In most places, it is legal for unmarried people to live together, although some zoning laws prohibit more than three unrelated people from inhabiting a house or apartment. A few states still prohibit fornication, or sexual relations between an unmarried man and woman, but such laws are no longer enforced. Some states also prohibit sodomy, which includes sexual relations between people of the same sex. Although anti-sodomy laws are rarely enforced against consenting adults acting in the privacy of their homes, a 1986 Supreme Court case proved that such laws can be. In Bowers v. Hardwick, 478 U.S. 186, 106 S. Ct. 2841, 92 L. Ed. 2d 140, the Court held that private, consensual homosexual acts are not protected by the right to privacy and that laws prohibiting such conduct are constitutional.
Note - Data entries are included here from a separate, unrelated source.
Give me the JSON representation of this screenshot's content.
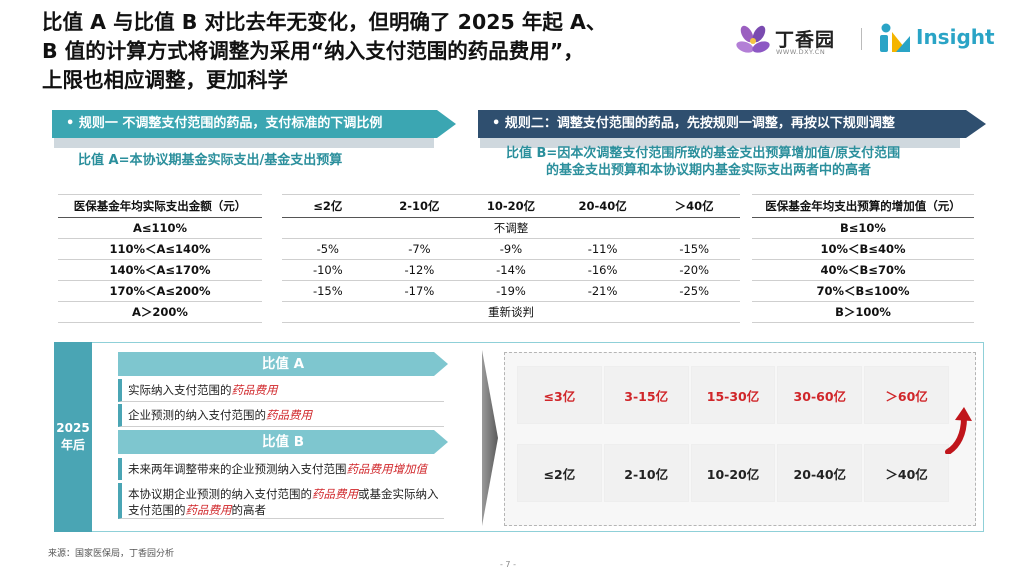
{
  "title": {
    "line1": "比值 A 与比值 B 对比去年无变化，但明确了 2025 年起 A、",
    "line2": "B 值的计算方式将调整为采用“纳入支付范围的药品费用”，",
    "line3": "上限也相应调整，更加科学"
  },
  "logos": {
    "dxy_cn": "丁香园",
    "dxy_url": "WWW.DXY.CN",
    "insight": "Insight"
  },
  "colors": {
    "teal": "#3ba6b2",
    "navy": "#2f4f6f",
    "red": "#d0262a",
    "light_teal": "#7ec6cf"
  },
  "rules": {
    "rule1": "• 规则一  不调整支付范围的药品，支付标准的下调比例",
    "rule2": "• 规则二：调整支付范围的药品，先按规则一调整，再按以下规则调整"
  },
  "formulas": {
    "a": "比值 A=本协议期基金实际支出/基金支出预算",
    "b_line1": "比值 B=因本次调整支付范围所致的基金支出预算增加值/原支付范围",
    "b_line2": "的基金支出预算和本协议期内基金实际支出两者中的高者"
  },
  "left_table": {
    "header": "医保基金年均实际支出金额（元）",
    "rows": [
      "A≤110%",
      "110%＜A≤140%",
      "140%＜A≤170%",
      "170%＜A≤200%",
      "A＞200%"
    ]
  },
  "mid_table": {
    "headers": [
      "≤2亿",
      "2-10亿",
      "10-20亿",
      "20-40亿",
      "＞40亿"
    ],
    "row_no_adjust": "不调整",
    "rows": [
      [
        "-5%",
        "-7%",
        "-9%",
        "-11%",
        "-15%"
      ],
      [
        "-10%",
        "-12%",
        "-14%",
        "-16%",
        "-20%"
      ],
      [
        "-15%",
        "-17%",
        "-19%",
        "-21%",
        "-25%"
      ]
    ],
    "row_renegotiate": "重新谈判"
  },
  "right_table": {
    "header": "医保基金年均支出预算的增加值（元）",
    "rows": [
      "B≤10%",
      "10%＜B≤40%",
      "40%＜B≤70%",
      "70%＜B≤100%",
      "B＞100%"
    ]
  },
  "lower": {
    "year_line1": "2025",
    "year_line2": "年后",
    "ratio_a": "比值 A",
    "a_item1_pre": "实际纳入支付范围的",
    "a_item1_hl": "药品费用",
    "a_item2_pre": "企业预测的纳入支付范围的",
    "a_item2_hl": "药品费用",
    "ratio_b": "比值 B",
    "b_item1_pre": "未来两年调整带来的企业预测纳入支付范围",
    "b_item1_hl": "药品费用增加值",
    "b_item2_pre": "本协议期企业预测的纳入支付范围的",
    "b_item2_hl1": "药品费用",
    "b_item2_mid": "或基金实际纳入支付范围的",
    "b_item2_hl2": "药品费用",
    "b_item2_post": "的高者",
    "new_tiers": [
      "≤3亿",
      "3-15亿",
      "15-30亿",
      "30-60亿",
      "＞60亿"
    ],
    "old_tiers": [
      "≤2亿",
      "2-10亿",
      "10-20亿",
      "20-40亿",
      "＞40亿"
    ]
  },
  "source": "来源：国家医保局，丁香园分析",
  "page_number": "- 7 -"
}
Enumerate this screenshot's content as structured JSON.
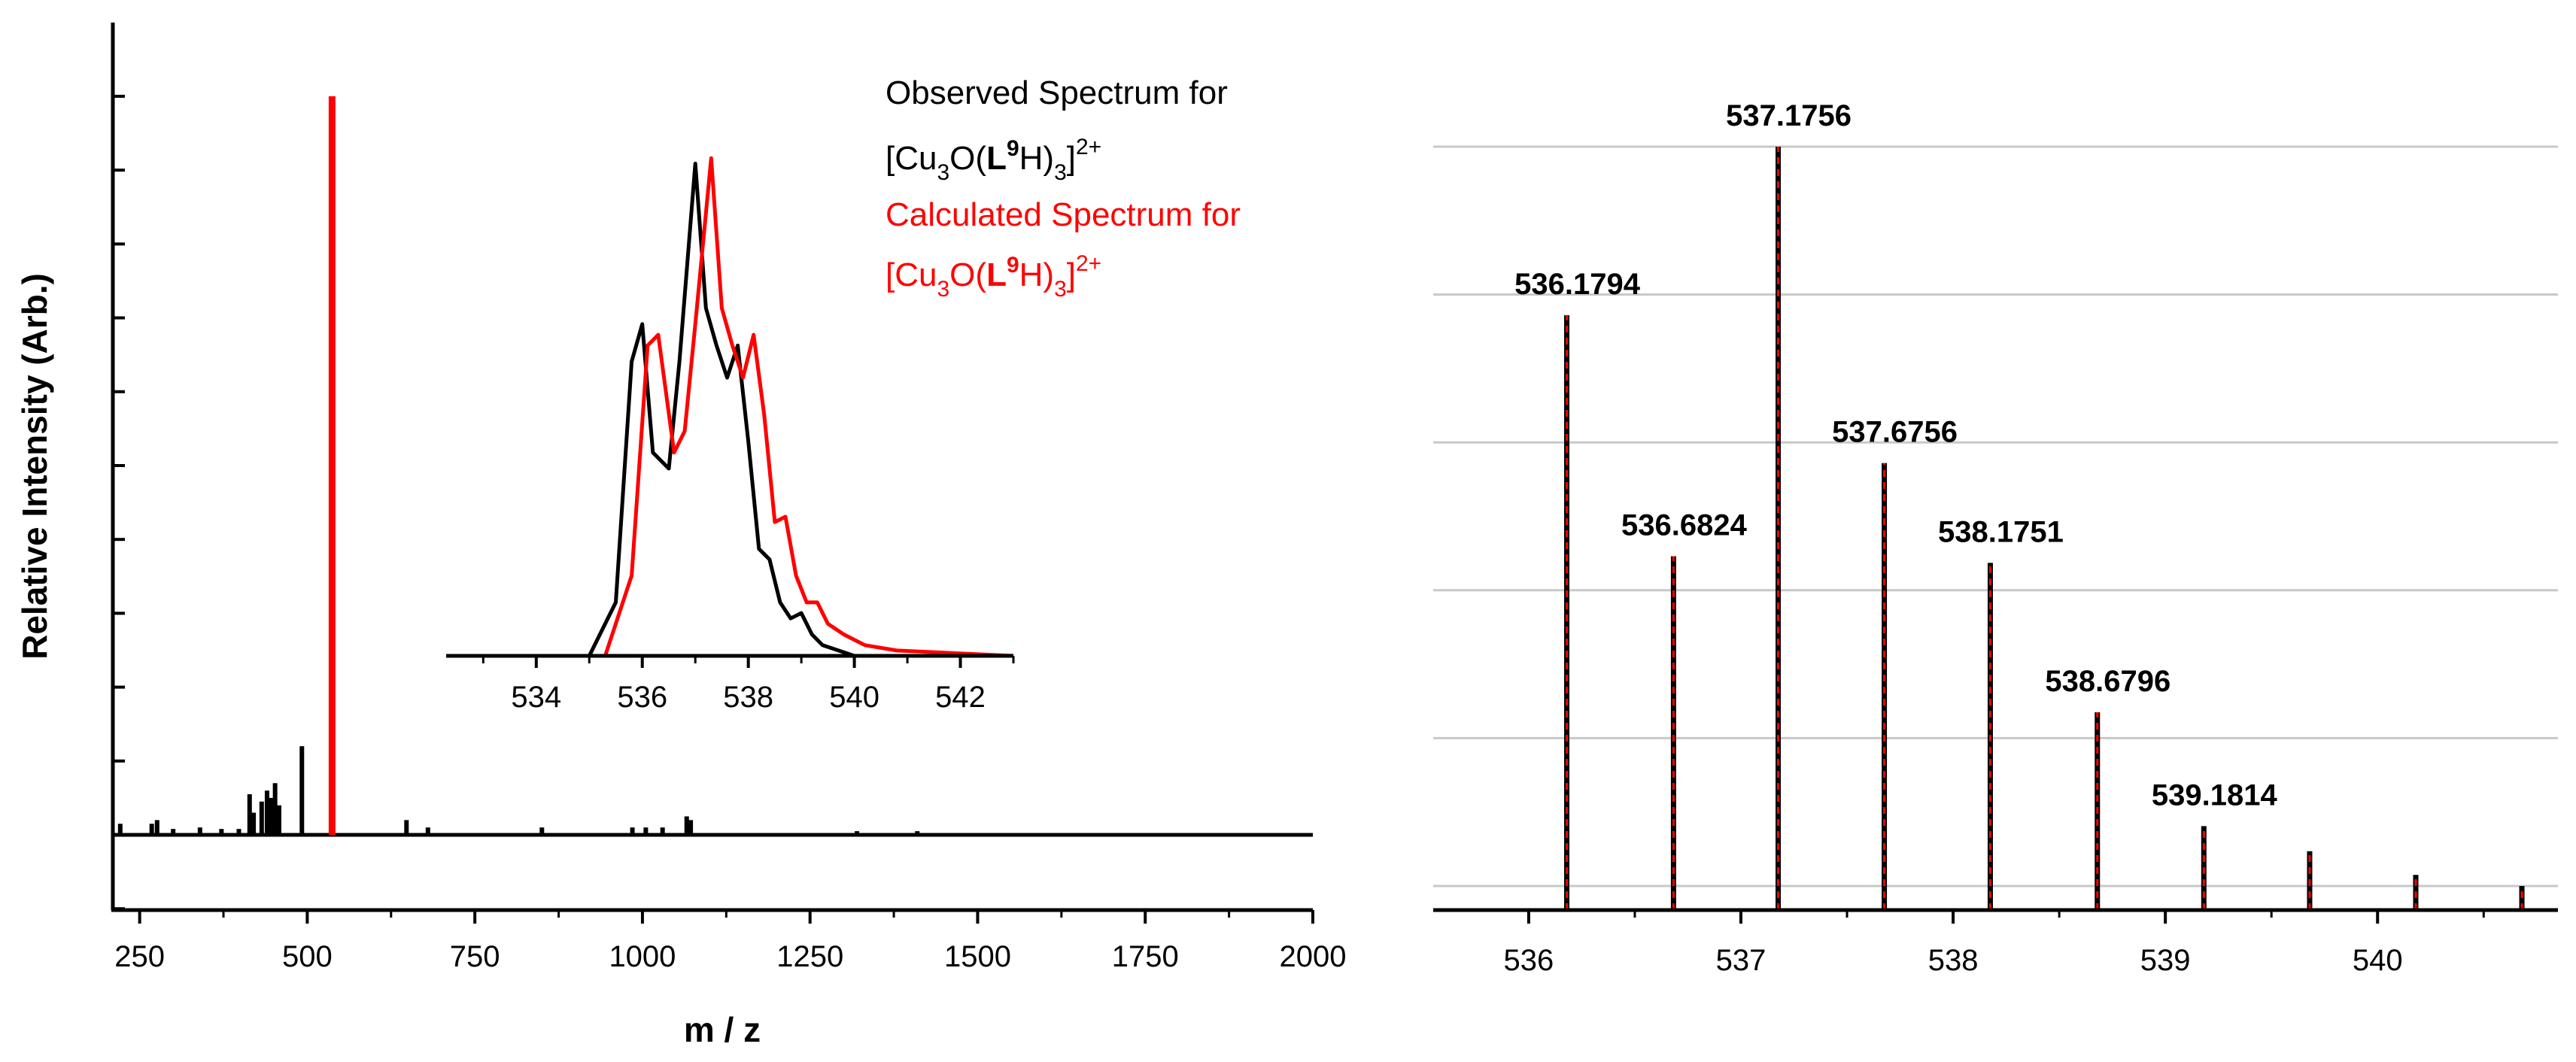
{
  "colors": {
    "observed": "#000000",
    "calculated": "#ff0000",
    "grid": "#c8c8c8"
  },
  "chart_data": [
    {
      "id": "full-spectrum",
      "type": "line",
      "title": "",
      "xlabel": "m / z",
      "ylabel": "Relative Intensity (Arb.)",
      "xlim": [
        210,
        2000
      ],
      "ylim": [
        -0.1,
        1.1
      ],
      "x_ticks": [
        250,
        500,
        750,
        1000,
        1250,
        1500,
        1750,
        2000
      ],
      "x_tick_labels": [
        "250",
        "500",
        "750",
        "1000",
        "1250",
        "1500",
        "1750",
        "2000"
      ],
      "y_tick_labels_shown": false,
      "legend": {
        "position": "top-right",
        "observed": {
          "line1": "Observed Spectrum for",
          "formula_prefix": "[Cu",
          "formula_sub1": "3",
          "formula_mid": "O(",
          "formula_bold": "L",
          "formula_sup1": "9",
          "formula_mid2": "H)",
          "formula_sub2": "3",
          "formula_close": "]",
          "formula_charge": "2+"
        },
        "calculated": {
          "line1": "Calculated Spectrum for",
          "formula_prefix": "[Cu",
          "formula_sub1": "3",
          "formula_mid": "O(",
          "formula_bold": "L",
          "formula_sup1": "9",
          "formula_mid2": "H)",
          "formula_sub2": "3",
          "formula_close": "]",
          "formula_charge": "2+"
        }
      },
      "series": [
        {
          "name": "Observed Spectrum",
          "color": "#000000",
          "peaks": [
            [
              221,
              0.015
            ],
            [
              268,
              0.015
            ],
            [
              276,
              0.02
            ],
            [
              300,
              0.008
            ],
            [
              340,
              0.01
            ],
            [
              372,
              0.008
            ],
            [
              398,
              0.008
            ],
            [
              414,
              0.055
            ],
            [
              420,
              0.03
            ],
            [
              432,
              0.045
            ],
            [
              440,
              0.06
            ],
            [
              446,
              0.05
            ],
            [
              452,
              0.07
            ],
            [
              458,
              0.04
            ],
            [
              492,
              0.12
            ],
            [
              537,
              0.1
            ],
            [
              648,
              0.02
            ],
            [
              680,
              0.01
            ],
            [
              850,
              0.01
            ],
            [
              985,
              0.01
            ],
            [
              1005,
              0.01
            ],
            [
              1030,
              0.01
            ],
            [
              1066,
              0.025
            ],
            [
              1072,
              0.02
            ],
            [
              1320,
              0.005
            ],
            [
              1410,
              0.005
            ]
          ]
        },
        {
          "name": "Calculated Spectrum",
          "color": "#ff0000",
          "peaks": [
            [
              537,
              1.0
            ]
          ]
        }
      ]
    },
    {
      "id": "inset-isotope",
      "type": "line",
      "xlabel": "",
      "ylabel": "",
      "xlim": [
        532.3,
        543
      ],
      "ylim": [
        0,
        1.05
      ],
      "x_ticks": [
        534,
        536,
        538,
        540,
        542
      ],
      "x_tick_labels": [
        "534",
        "536",
        "538",
        "540",
        "542"
      ],
      "series": [
        {
          "name": "Observed",
          "color": "#000000",
          "x": [
            532.3,
            535.0,
            535.5,
            535.8,
            536.0,
            536.2,
            536.5,
            536.7,
            537.0,
            537.2,
            537.4,
            537.6,
            537.8,
            538.0,
            538.2,
            538.4,
            538.6,
            538.8,
            539.0,
            539.2,
            539.4,
            539.7,
            540.0,
            541.0,
            543.0
          ],
          "y": [
            0.0,
            0.0,
            0.1,
            0.55,
            0.62,
            0.38,
            0.35,
            0.55,
            0.92,
            0.65,
            0.58,
            0.52,
            0.58,
            0.4,
            0.2,
            0.18,
            0.1,
            0.07,
            0.08,
            0.04,
            0.02,
            0.01,
            0.0,
            0.0,
            0.0
          ]
        },
        {
          "name": "Calculated",
          "color": "#ff0000",
          "x": [
            532.3,
            535.3,
            535.8,
            536.1,
            536.3,
            536.6,
            536.8,
            537.0,
            537.3,
            537.5,
            537.7,
            537.9,
            538.1,
            538.3,
            538.5,
            538.7,
            538.9,
            539.1,
            539.3,
            539.5,
            539.8,
            540.2,
            540.8,
            543.0
          ],
          "y": [
            0.0,
            0.0,
            0.15,
            0.58,
            0.6,
            0.38,
            0.42,
            0.62,
            0.93,
            0.65,
            0.58,
            0.52,
            0.6,
            0.45,
            0.25,
            0.26,
            0.15,
            0.1,
            0.1,
            0.06,
            0.04,
            0.02,
            0.01,
            0.0
          ]
        }
      ]
    },
    {
      "id": "isotope-pattern",
      "type": "bar",
      "xlabel": "",
      "ylabel": "",
      "xlim": [
        535.55,
        540.85
      ],
      "ylim": [
        0,
        1.1
      ],
      "grid": true,
      "x_ticks": [
        536,
        537,
        538,
        539,
        540
      ],
      "x_tick_labels": [
        "536",
        "537",
        "538",
        "539",
        "540"
      ],
      "peaks": [
        {
          "mz": 536.1794,
          "value": 0.772,
          "label": "536.1794"
        },
        {
          "mz": 536.6824,
          "value": 0.446,
          "label": "536.6824"
        },
        {
          "mz": 537.1756,
          "value": 1.0,
          "label": "537.1756"
        },
        {
          "mz": 537.6756,
          "value": 0.572,
          "label": "537.6756"
        },
        {
          "mz": 538.1751,
          "value": 0.437,
          "label": "538.1751"
        },
        {
          "mz": 538.6796,
          "value": 0.235,
          "label": "538.6796"
        },
        {
          "mz": 539.1814,
          "value": 0.081,
          "label": "539.1814"
        },
        {
          "mz": 539.68,
          "value": 0.047,
          "label": ""
        },
        {
          "mz": 540.18,
          "value": 0.015,
          "label": ""
        },
        {
          "mz": 540.68,
          "value": 0.0,
          "label": ""
        }
      ]
    }
  ]
}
The law traditionally has been biased in favor of marriage. Public policy supports marriage as necessary to the stability of the family, the basic societal unit. To preserve and encourage marriage, the law reserves many rights and privileges to married persons. Cohabitation carries none of those rights and privileges. It has been said that cohabitation has all the headaches of marriage without any of the benefits. Cohabiting couples have little guidance as to their legal rights in such areas as property ownership, responsibility for debts, custody, access to health care and other benefits, and survivorship.